The high, dense grass of the homefield moved in the breeze like the glossy manes of a thousand horses. That grass was so tall, it could close over me without a trace. I knew how that would feel, to be gone, inside. And here I was then, watching from the interior of the tenth century.
I wondered what it looked like to Jeff, what he saw when I disappeared from the lab. Was my body still with him and Morgan in the twenty-second century? Maybe it seemed like I was in a coma and she was holding my hand right now, telling me bedtime stories about a Viking farm gilded with sunlight. Or had I completely disappeared into the tall grass? Was my body gone too, time closed behind me in a neat wave?
I thought of Morgan back there, in her studio with its laughably neat fireplace.
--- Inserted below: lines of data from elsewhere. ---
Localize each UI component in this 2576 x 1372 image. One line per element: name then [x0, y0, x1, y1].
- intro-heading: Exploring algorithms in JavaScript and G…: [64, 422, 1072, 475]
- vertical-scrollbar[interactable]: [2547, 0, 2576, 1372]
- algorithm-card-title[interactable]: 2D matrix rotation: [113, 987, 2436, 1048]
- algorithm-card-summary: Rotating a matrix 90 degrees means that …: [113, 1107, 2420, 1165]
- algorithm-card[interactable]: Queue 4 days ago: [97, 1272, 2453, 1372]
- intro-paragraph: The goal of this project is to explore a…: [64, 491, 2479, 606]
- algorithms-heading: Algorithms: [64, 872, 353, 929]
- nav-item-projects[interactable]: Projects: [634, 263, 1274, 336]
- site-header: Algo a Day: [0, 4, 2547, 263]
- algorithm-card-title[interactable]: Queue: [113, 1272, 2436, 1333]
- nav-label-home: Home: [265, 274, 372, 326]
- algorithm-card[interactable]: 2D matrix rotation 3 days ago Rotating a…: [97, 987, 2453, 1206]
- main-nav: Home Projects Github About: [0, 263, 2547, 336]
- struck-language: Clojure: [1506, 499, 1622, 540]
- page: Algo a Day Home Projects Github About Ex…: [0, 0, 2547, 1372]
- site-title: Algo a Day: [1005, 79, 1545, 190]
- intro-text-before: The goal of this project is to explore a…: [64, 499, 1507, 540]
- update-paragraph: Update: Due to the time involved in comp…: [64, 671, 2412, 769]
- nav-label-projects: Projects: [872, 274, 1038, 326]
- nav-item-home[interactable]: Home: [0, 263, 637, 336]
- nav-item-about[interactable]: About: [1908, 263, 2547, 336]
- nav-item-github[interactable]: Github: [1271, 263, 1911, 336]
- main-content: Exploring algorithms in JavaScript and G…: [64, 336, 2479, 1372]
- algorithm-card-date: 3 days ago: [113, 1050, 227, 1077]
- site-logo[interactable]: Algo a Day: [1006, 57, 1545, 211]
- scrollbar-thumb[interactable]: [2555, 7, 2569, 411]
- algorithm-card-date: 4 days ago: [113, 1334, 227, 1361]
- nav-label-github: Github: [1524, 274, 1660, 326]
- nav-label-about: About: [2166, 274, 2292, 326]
The memory was fainter, tinier every time, like we waved across an ever widening valley. My only friend, but not a good one. Could I recall something she liked? Clasps and awls and arm rings were all I could come up with. The color of metal.
Betta favored the ochres and apricots she could draw from her lichens.
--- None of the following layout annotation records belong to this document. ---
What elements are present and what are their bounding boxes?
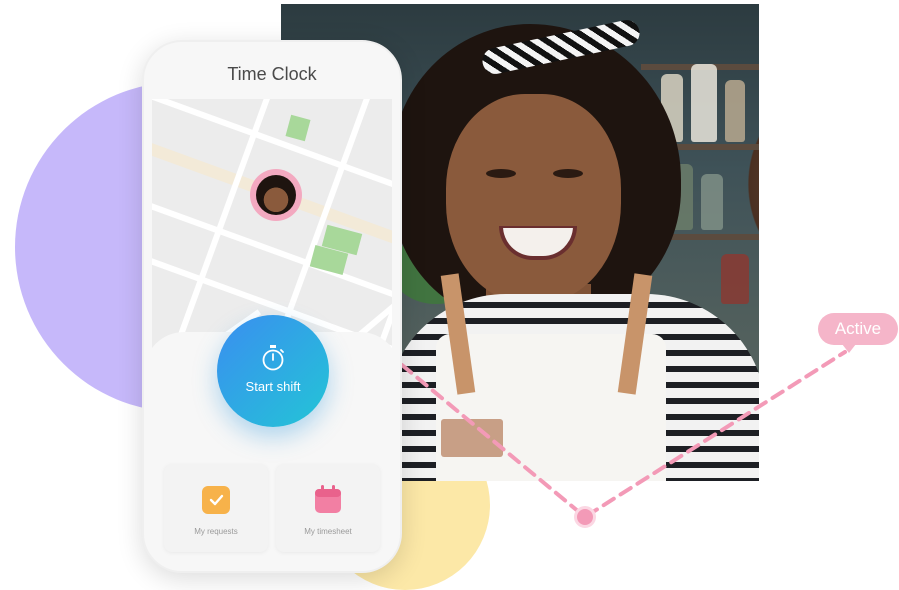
avatar-face xyxy=(256,175,296,215)
avatar[interactable] xyxy=(250,169,302,221)
start-shift-button[interactable]: Start shift xyxy=(217,315,329,427)
phone-mockup: Time Clock Start shift My requests My ti… xyxy=(142,40,402,573)
status-badge: Active xyxy=(818,313,898,353)
calendar-icon xyxy=(315,485,341,513)
status-connector xyxy=(400,350,847,520)
my-timesheet-card[interactable]: My timesheet xyxy=(276,464,380,552)
page-title: Time Clock xyxy=(227,64,317,84)
my-requests-label: My requests xyxy=(194,527,238,536)
my-requests-card[interactable]: My requests xyxy=(164,464,268,552)
connector-dot xyxy=(574,506,596,528)
checkmark-icon xyxy=(202,486,230,514)
my-timesheet-label: My timesheet xyxy=(304,527,352,536)
stopwatch-icon xyxy=(262,345,284,371)
map-park xyxy=(285,114,311,142)
start-shift-label: Start shift xyxy=(245,379,301,394)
I flicked at the stirrups with my outstretched toes, and my legs felt lean and strong. Riding without a saddle—the way Heirik always did—would be a dream. I thought maybe I could do it. I could learn, and then we could ride together that way, the chief and I. I would be beautiful and sure beside him—the two of us and our horses walking the farm. Heirik and I quietly sharing thoughts of work and home. Or running with fearless joy. Drifa and I would race him and Vakr, my red skirt flying as we crashed through bright streams. I imagined catching him, Heirik laughing, bringing my arms up around him, my hand finding the back of his neck, fingers tangled in his hair, pulling him close.
“Tell me your dream, Woman.” Betta’s horse bumped Drifa’s behind.
I blushed and sputtered. The daydream was vivid in my blood. I couldn’t think of a lie, and so I stared, guilty.
Betta smiled slyly, her teeth hidden. “It’s true then,” she said, excitement and satisfaction contained under her cool exterior.
Oh.
She could tell. My stomach twisted and sank.
Thoughts came fast and sharp as beaks. Betta knew about my crush. I was so infatuated, I’d forgotten to care whether anyone else could see. And she could. Obviously. Every moment I’d felt dreamy or dumbstruck came back to me in a flood, wondering, Did she see then? Or then? Who else could tell? Everyone? Right now, Heirik might be pretending he didn’t notice, just to spare me embarrassment. Oh, gods, I felt sick. I cast my eyes around to find him. Riding ahead of us, the chief was implacable. I couldn’t tell.
My whole insides cringed, and I wished I could become the smallest dot in the landscape.
“Never mind, Woman,” Betta said evenly. “No one else can see.”
Desperate hope surged in me. “Are you sure?”
“They are blind,” she told me. “They see only what they already know.” She reassured me, but there was something unsettled in her voice. Preoccupied and very unlike her.